It is the “ticking time bomb” of financial planning. New retirees in the UK risk seriously misjudging their retirement planning because they underestimate how long they are likely to live after stopping work, a professional services firm has warned.
Barnett Waddingham issued the alert based on new analysis of data on people in defined benefit pension schemes, a group that lives slightly longer than average. The study found that at age 65 women on such schemes underestimated their life expectancy — which is 89 — by seven years. Men underestimated their figure — 86 — by four years.
Jack Carmichael, an actuary at Barnett Waddingham, calls the figures a “wake-up call” for anyone nearing retirement, particularly women, since they are most at risk.
Other wealth advisers agree.
“It’s not just a pensions issue,” Carmichael says. “It’s a fundamental financial challenge that demands immediate attention, and is a ticking time bomb for society’s approach to older people’s financial planning.”
The miscalculation may prompt pension savers to put aside too little provision for their future pensions, wealth advisers say. It may also lead them to take on too little investment risk, be unprepared for future care needs or underestimate the attractions of buying annuities.
Matt Conradi, deputy chief executive and head of advisory at Netwealth, acknowledges the problem but says it is “normal and natural” to underestimate life expectancy at retirement.
“People often think of when their parents died,” he says.
Underestimates can be a particular concern for women, who typically have smaller pension pots than men, according to experts. They recommend women take full advantage of their pension saving allowances. Partners with earnings can contribute up to £3,600 gross annually towards the pension of a non-earning spouse.
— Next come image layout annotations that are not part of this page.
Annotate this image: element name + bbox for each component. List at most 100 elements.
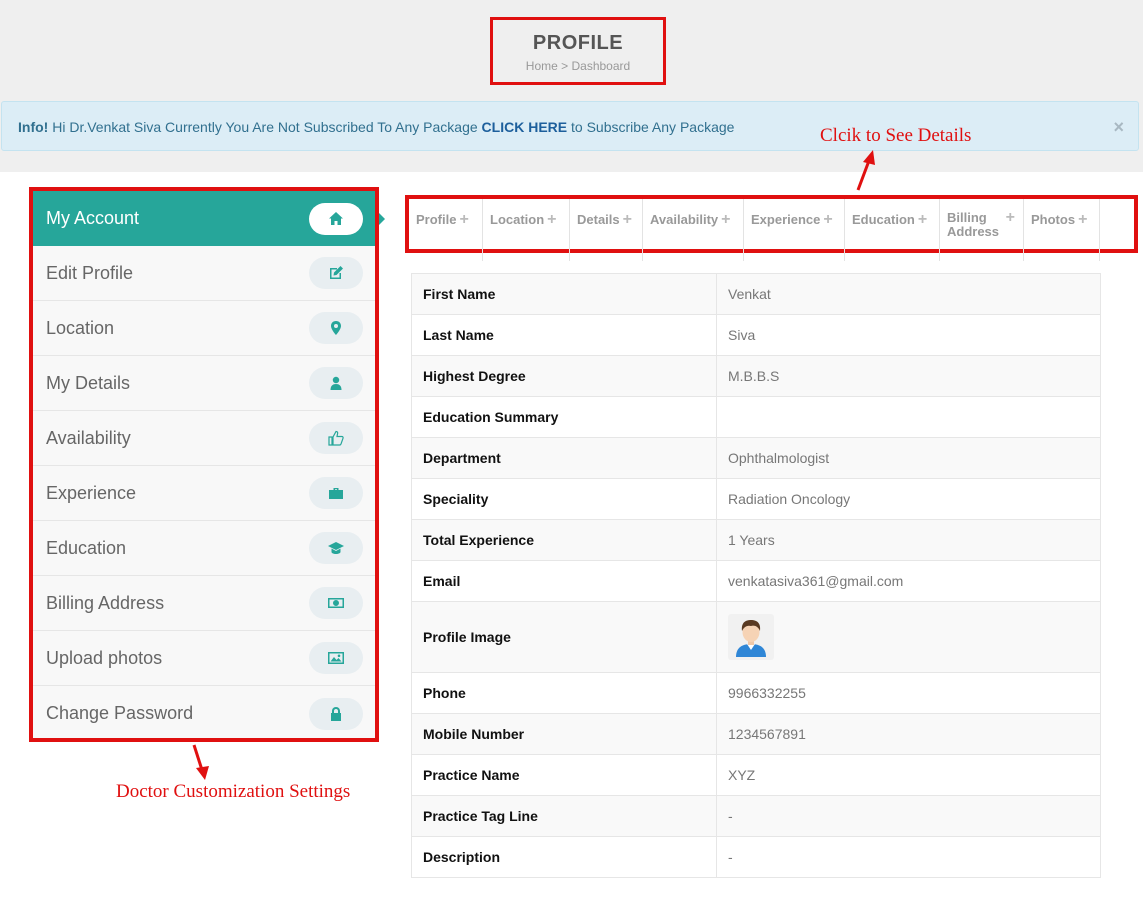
- user-icon: [309, 367, 363, 399]
- sidebar-item-label: My Details: [46, 372, 131, 393]
- table-row: Description -: [411, 836, 1101, 878]
- field-value: Siva: [716, 314, 1101, 356]
- sidebar-annotation-note: Doctor Customization Settings: [116, 781, 351, 802]
- field-value: 9966332255: [716, 672, 1101, 714]
- page-title: PROFILE: [532, 32, 624, 54]
- briefcase-icon: [309, 477, 363, 509]
- field-label: Practice Tag Line: [411, 795, 717, 837]
- plus-icon: +: [823, 211, 833, 228]
- plus-icon: +: [721, 211, 731, 228]
- tab-photos[interactable]: Photos +: [1024, 199, 1100, 261]
- field-label: Total Experience: [411, 519, 717, 561]
- subscribe-link[interactable]: CLICK HERE: [482, 119, 568, 135]
- user-avatar-icon: [736, 620, 766, 657]
- plus-icon: +: [917, 211, 928, 228]
- field-label: Department: [411, 437, 717, 479]
- tab-label: Education: [852, 212, 915, 227]
- field-value: -: [716, 795, 1101, 837]
- table-row: Total Experience 1 Years: [411, 519, 1101, 561]
- plus-icon: +: [622, 211, 632, 228]
- tab-details[interactable]: Details +: [570, 199, 643, 261]
- sidebar-item-upload-photos[interactable]: Upload photos: [33, 631, 375, 686]
- sidebar-item-billing-address[interactable]: Billing Address: [33, 576, 375, 631]
- sidebar-item-label: Experience: [46, 482, 137, 503]
- tab-availability[interactable]: Availability +: [643, 199, 744, 261]
- sidebar-annotation-arrow-icon: [192, 744, 209, 780]
- picture-icon: [309, 642, 363, 674]
- tab-experience[interactable]: Experience +: [744, 199, 845, 261]
- table-row: Education Summary: [411, 396, 1101, 438]
- breadcrumb[interactable]: Home > Dashboard: [493, 59, 663, 73]
- tab-label: Billing: [947, 210, 987, 225]
- sidebar-item-label: My Account: [46, 208, 140, 228]
- alert-message: Hi Dr.Venkat Siva Currently You Are Not …: [48, 119, 482, 135]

Malvee Vaja, a financial planner for Rathbones Financial Planning, says women should also make full use of their annual £20,000 allowance to save in tax-free Individual Savings Accounts (Isas).
“We have some clients who have done that and some of the women have £1mn Isas,” Vaja says.
Most couples should plan for the female spouse to live longer — and to outlive her husband. Men not only have shorter average life expectancy than women but are on average three years older than their wives.
According to Oliver Saiman, co-founder of wealth adviser Six Degrees, people particularly tend to underestimate their chances of reaching 90. Barnett Waddingham found only 14 per cent of both sexes expect to reach that age but 28 per cent of men and 40 per cent of women are likely to do so.
“Planning for average life expectancy when one in three women will live beyond 90 is problematic,” Saiman says.
Wealth advisers usually model a couple’s cash flow up to age 93 when giving advice at the point of retirement. One firm even says it models up to 100.
Conradi says: “You should never model for [death in] the early 80s unless you have a health condition.”
Such cash flow plans end with the death of the younger spouse. But they build in a big margin of safety because, according to Vaja, when one partner dies, household expenditure does not necessarily halve.
“When one partner passes on, sometimes expenses are more but they might also be less, if the person is not as mobile,” Vaja says. “You don’t know which it is until you get there.”
One risk for women is that they act as caregivers for their partners then outlive them and have no one except their children — if they are willing — to care for them.
But Conradi says it is still common for retirees to overestimate how long they are likely to spend in residential care and the resources they will need to pay for that.
“Most people spend less than two years in a care home,” he says.
Yet Saiman warns that anyone drawing down money from their pension pot needs to take care not to end up running out of money later in retirement. In particular, he warns that pensioners — used to the idea that they should reduce their risk exposure as time goes on — should consider increasing their risk exposure to ensure the income is sustained.
“Risk may actually need to be greater than they’ve taken previously when building a pension,” Saiman says.
Many contemporary pensioners even in their 70s and 80s are able to shoulder extra risk because they still have some employment income from roles as consultants or non-executive company directors, he adds.
“Their capacity for investment risk is higher than they think it is,” Saiman says.
A failure to grasp their true life expectancy may also prompt couples to underestimate their capacity to make gifts without incurring inheritance tax, advisers say.
Couples avoid making gifts to their children, according to the advisers, because they fear they will not survive for seven years after the gift — the period required to ensure any gift is exempt from inheritance tax. More retirees are considering making such gifts to minimise their liabilities after pensions become subject to the tax in April 2027.
According to several financial planners, meanwhile, skewed ideas about life expectancy can prompt retirees to miscalculate the odds on purchasing an annuity to fund their pension.
Such instruments — which offer a guaranteed income for life, bought with a lump sum from a retirement pot — are in effect a bet with the provider about the buyer’s longevity. The buyer wins if he or she lives longer than the provider expects. A 65-year-old can currently buy a level single life annuity of £7,830 a year with a pension of £100,000.
William Burrows, a financial adviser at Eadon & Co, says that potential buyers often think the annuity’s odds are against them.
“They think they will not live long enough to win their bet,” Burrows says.
Yet Barnett Waddingham’s Carmichael says that, for someone who has exercised and followed advice to eat five portions of fruit or vegetables daily, the odds might be better than they initially think.
“Think about what your lifestyle has been in your 50s and 60s,” Carmichael says. “If you’re a marathon runner and eat your five-a-day then it might be worth the purchase.”